Но друг устало повторил:
— Не успею сдать рукопись в издательство…
И ни кровинки в лице. Сон ему привиделся вот какой… Вроде бы он знал, что спит, но смотрит сквозь слегка приоткрытые глаза. И вдруг видит, как через окна и дверь стали буйно вползать в дом живые побеги вьюнка. Змеясь по полу, добрались до кровати, полезли вверх и нырнули под одеяло. Нежные, холодные прикосновения заставили его вздрогнуть, затрепетать. А живые побеги стали обматывать его ногу и, подымаясь все выше, плотно обвили правое бедро. Сжали ногу с чудовищной силой.
Цветы впились в тело и стали жадно высасывать кровь. Кыдыр обомлел, душа его содрогнулась — и он проснулся.

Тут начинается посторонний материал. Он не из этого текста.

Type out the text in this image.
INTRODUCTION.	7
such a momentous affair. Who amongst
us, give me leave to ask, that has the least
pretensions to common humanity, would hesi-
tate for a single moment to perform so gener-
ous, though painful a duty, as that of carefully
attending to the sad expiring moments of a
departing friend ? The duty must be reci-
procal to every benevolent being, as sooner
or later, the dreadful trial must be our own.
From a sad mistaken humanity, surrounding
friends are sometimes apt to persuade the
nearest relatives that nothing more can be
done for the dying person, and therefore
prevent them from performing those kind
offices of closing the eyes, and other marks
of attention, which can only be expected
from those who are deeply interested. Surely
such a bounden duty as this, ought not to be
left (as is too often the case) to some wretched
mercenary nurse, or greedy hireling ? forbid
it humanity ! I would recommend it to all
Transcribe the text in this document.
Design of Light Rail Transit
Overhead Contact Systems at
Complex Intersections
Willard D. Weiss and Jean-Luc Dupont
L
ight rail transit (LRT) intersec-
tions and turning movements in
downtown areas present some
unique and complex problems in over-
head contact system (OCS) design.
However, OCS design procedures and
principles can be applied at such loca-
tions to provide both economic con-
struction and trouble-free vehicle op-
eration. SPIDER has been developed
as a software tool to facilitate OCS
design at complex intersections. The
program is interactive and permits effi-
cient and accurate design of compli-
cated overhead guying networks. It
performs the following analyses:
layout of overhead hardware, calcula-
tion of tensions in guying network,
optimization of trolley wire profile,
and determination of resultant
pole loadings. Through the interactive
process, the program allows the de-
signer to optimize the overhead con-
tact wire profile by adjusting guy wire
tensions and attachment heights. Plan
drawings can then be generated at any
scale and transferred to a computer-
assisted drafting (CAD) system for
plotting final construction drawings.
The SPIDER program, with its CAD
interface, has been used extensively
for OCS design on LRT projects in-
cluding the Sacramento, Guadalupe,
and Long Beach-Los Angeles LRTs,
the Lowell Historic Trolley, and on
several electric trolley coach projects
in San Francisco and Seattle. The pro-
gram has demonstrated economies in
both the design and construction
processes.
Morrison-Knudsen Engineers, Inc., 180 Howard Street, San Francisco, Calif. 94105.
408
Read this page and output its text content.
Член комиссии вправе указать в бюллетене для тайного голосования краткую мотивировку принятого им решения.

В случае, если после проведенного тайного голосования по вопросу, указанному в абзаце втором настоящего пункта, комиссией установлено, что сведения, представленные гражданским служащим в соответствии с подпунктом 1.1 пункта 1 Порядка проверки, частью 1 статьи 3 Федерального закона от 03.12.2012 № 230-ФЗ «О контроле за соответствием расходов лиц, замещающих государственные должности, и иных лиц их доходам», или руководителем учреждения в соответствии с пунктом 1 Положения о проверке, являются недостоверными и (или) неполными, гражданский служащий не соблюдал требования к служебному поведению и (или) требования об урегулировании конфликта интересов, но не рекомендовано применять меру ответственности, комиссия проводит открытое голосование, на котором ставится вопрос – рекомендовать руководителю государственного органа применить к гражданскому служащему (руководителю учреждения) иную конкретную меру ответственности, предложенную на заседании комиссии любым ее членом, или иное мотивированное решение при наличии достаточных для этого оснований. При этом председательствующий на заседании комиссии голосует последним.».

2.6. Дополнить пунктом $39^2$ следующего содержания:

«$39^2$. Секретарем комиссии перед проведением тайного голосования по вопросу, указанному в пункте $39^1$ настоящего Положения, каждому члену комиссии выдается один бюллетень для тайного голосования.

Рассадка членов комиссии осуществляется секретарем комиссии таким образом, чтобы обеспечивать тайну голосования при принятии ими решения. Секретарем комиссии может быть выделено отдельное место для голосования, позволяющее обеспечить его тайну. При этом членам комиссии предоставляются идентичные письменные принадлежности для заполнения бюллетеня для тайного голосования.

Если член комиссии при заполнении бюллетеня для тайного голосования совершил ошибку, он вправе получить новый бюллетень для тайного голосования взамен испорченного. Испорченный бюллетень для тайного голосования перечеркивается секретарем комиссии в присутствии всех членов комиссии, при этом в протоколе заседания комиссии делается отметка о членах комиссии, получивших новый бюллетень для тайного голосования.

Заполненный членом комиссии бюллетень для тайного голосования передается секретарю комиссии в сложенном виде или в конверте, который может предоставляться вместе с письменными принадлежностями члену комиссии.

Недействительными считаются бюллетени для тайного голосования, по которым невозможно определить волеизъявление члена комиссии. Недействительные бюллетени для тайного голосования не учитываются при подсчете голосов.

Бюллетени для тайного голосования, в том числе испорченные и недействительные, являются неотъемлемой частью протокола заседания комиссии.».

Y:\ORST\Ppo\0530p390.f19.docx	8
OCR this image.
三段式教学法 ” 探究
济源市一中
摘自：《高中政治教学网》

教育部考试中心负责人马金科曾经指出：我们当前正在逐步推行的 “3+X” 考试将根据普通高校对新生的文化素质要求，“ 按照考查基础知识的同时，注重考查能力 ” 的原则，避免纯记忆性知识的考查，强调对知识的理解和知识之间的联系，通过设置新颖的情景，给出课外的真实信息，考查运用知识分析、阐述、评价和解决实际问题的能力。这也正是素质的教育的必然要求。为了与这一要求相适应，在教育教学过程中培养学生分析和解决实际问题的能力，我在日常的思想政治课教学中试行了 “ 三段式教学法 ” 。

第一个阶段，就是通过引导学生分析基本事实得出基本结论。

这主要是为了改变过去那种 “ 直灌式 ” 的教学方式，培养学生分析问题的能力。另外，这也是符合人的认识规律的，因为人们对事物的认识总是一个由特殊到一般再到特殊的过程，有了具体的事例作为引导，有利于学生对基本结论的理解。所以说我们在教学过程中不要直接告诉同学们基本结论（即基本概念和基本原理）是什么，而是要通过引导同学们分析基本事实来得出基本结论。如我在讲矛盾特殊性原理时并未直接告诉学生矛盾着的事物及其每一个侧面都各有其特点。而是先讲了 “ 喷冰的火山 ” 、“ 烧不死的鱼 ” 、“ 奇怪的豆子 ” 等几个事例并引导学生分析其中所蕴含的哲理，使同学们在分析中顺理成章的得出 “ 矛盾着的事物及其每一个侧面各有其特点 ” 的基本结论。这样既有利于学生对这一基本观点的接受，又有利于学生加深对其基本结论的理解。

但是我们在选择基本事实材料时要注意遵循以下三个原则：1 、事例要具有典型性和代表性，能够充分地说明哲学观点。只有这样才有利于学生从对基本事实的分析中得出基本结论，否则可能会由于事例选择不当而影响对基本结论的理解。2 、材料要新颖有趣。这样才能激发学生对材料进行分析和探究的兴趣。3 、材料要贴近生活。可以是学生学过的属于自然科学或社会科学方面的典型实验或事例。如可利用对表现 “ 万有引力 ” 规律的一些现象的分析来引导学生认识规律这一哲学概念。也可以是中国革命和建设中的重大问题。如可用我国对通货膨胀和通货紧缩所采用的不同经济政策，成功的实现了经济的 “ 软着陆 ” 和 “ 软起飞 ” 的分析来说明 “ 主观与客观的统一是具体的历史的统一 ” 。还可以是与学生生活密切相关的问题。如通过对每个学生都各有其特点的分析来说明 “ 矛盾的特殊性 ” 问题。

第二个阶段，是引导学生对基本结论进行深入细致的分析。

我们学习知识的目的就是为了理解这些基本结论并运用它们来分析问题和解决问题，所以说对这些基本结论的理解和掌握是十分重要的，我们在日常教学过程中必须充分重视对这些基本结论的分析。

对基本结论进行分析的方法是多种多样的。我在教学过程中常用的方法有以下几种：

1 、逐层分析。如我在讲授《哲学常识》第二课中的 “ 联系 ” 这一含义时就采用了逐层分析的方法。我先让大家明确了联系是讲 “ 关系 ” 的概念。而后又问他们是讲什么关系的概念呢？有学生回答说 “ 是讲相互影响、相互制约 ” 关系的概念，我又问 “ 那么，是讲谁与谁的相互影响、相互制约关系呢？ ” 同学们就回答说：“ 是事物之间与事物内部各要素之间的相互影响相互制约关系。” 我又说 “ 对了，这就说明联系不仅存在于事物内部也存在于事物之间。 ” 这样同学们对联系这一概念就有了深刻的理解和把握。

Доктор Оразали никогда еще не слышал о чем-нибудь подобном, но особенно не стал вдумываться в этот болезненный бред, а продолжал выговаривать другу за то, что тот не знает отдыха и доводит себя до чертиков. Почти насильно заставил его одеться, выволок из домика, запер дачу, затолкал писателя в машину и повез в город.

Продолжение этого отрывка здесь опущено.